The report’s title, The 2016 Distressed Communities Index: An Analysis of Community Well-Being Across the United States, telegraphs its sobering message. Here is an excerpt from the introduction.

“The Distressed Communities Index (DCI) is an attempt to map and analyze the dimensions of basic community well-being across the United States. The analysis finds that for those living in distressed zip codes, the years of overall U.S. economic recovery have looked much more like an ongoing downturn. Large swathes of the country are indeed being left behind by economic growth and change. The phenomenon is taking place at many different scales: Well-being diverges between cities and states but even more starkly within cities and at the neighborhood level.”

The heart of this report is creating and analyzing this novel measure, the DCI, for various geographic definitions of community—mainly zip codes but also cities, counties, and states. The DCI aggregates into a single index seven indicators of economic performance such as the share of the population without a high school degree and the rate of new-business formation, all drawn from the most recent data from the U.S. Census Bureau. A community is defined as distressed if its distress score falls in the highest 20 percent of its peer group.

The hardship in these distressed communities is difficult to overstate. Again, from the report:

“In the average distressed zip code, nearly one-quarter of adults have no high school degree and 55 percent of adults are not working. The median income of these neighborhoods stands, on average, at only 68 percent of the state’s median income. Nearly one in seven homes stands vacant, and 27 percent of individuals live in poverty. What is more, during three years of nominal growth and recovery at the national level, the average community in these zip codes—one-fifth of all U.S. zip codes—saw employment decline by 6.7 percent and the number of businesses shrink by 8.3 percent.”

Similarly striking is the contrast with America’s prosperous communities, defined as the 20 percent of communities at the other end of the DCI distribution.

“A resident of these zip codes is unlikely to encounter a neighbor without a high school degree, and the vast majority of adults have work. Few homes stand vacant. And the economy is booming: From 2010 to 2013, the best-off one-fifth of U.S. zip codes enjoyed 17.4 percent job growth and saw the number of business establishments in their neighborhoods rise by 8.8 percent.”
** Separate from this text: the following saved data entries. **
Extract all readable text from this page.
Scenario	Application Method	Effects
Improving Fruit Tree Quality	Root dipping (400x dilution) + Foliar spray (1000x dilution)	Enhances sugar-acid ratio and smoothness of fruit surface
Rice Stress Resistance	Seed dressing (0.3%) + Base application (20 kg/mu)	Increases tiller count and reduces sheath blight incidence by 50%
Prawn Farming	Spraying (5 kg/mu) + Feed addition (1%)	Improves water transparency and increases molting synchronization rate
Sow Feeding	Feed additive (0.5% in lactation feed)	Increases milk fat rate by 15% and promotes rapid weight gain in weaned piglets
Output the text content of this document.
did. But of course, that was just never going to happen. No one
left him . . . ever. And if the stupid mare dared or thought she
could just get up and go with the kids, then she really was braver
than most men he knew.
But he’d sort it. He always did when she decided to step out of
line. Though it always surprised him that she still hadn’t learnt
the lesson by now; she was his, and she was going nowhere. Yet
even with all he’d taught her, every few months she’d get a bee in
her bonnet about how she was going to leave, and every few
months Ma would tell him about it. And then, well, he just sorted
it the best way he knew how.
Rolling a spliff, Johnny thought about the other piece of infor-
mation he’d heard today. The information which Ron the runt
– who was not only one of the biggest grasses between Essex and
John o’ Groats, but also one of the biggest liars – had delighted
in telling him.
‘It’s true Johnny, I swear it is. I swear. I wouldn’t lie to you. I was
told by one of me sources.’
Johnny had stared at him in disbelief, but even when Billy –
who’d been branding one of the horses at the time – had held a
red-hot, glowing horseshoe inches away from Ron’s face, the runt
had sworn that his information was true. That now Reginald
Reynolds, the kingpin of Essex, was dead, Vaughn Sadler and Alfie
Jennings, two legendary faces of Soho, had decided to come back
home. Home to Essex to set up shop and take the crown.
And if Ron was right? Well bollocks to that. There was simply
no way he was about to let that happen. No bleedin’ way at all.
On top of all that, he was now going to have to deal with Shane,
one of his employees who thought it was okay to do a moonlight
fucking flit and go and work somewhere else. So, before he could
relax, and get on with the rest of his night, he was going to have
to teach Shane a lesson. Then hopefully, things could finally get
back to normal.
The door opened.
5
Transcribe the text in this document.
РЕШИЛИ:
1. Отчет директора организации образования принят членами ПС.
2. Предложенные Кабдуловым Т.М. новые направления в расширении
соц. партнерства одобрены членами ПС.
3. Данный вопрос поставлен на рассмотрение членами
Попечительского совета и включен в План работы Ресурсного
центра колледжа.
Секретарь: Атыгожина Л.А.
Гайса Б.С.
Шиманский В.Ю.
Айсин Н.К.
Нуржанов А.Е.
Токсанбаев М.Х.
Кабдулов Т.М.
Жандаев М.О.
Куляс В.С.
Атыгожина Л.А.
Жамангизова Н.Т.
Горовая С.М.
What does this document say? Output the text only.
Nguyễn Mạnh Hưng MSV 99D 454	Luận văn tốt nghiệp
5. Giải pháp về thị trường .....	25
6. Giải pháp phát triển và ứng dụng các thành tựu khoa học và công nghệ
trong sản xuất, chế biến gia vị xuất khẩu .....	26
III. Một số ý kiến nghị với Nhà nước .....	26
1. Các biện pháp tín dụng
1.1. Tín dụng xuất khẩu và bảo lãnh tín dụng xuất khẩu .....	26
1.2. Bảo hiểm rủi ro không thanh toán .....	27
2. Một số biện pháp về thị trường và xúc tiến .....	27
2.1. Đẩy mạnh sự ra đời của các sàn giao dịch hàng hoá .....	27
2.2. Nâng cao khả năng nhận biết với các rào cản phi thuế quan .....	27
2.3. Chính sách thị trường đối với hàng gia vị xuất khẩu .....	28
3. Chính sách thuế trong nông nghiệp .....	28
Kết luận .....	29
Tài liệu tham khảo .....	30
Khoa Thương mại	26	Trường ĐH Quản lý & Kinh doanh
The report offers a wealth of data cuts and analysis that we encourage you to digest. And we will also encourage you to draw the connection from it to the ongoing support for Bernie Sanders and Donald Trump alike. After the Nevada GOP caucus, many puzzled over why Donald Trump gushed in his victory speech that, “I love the poorly educated.” For better or for worse, a big part of the answer lies in the DCI.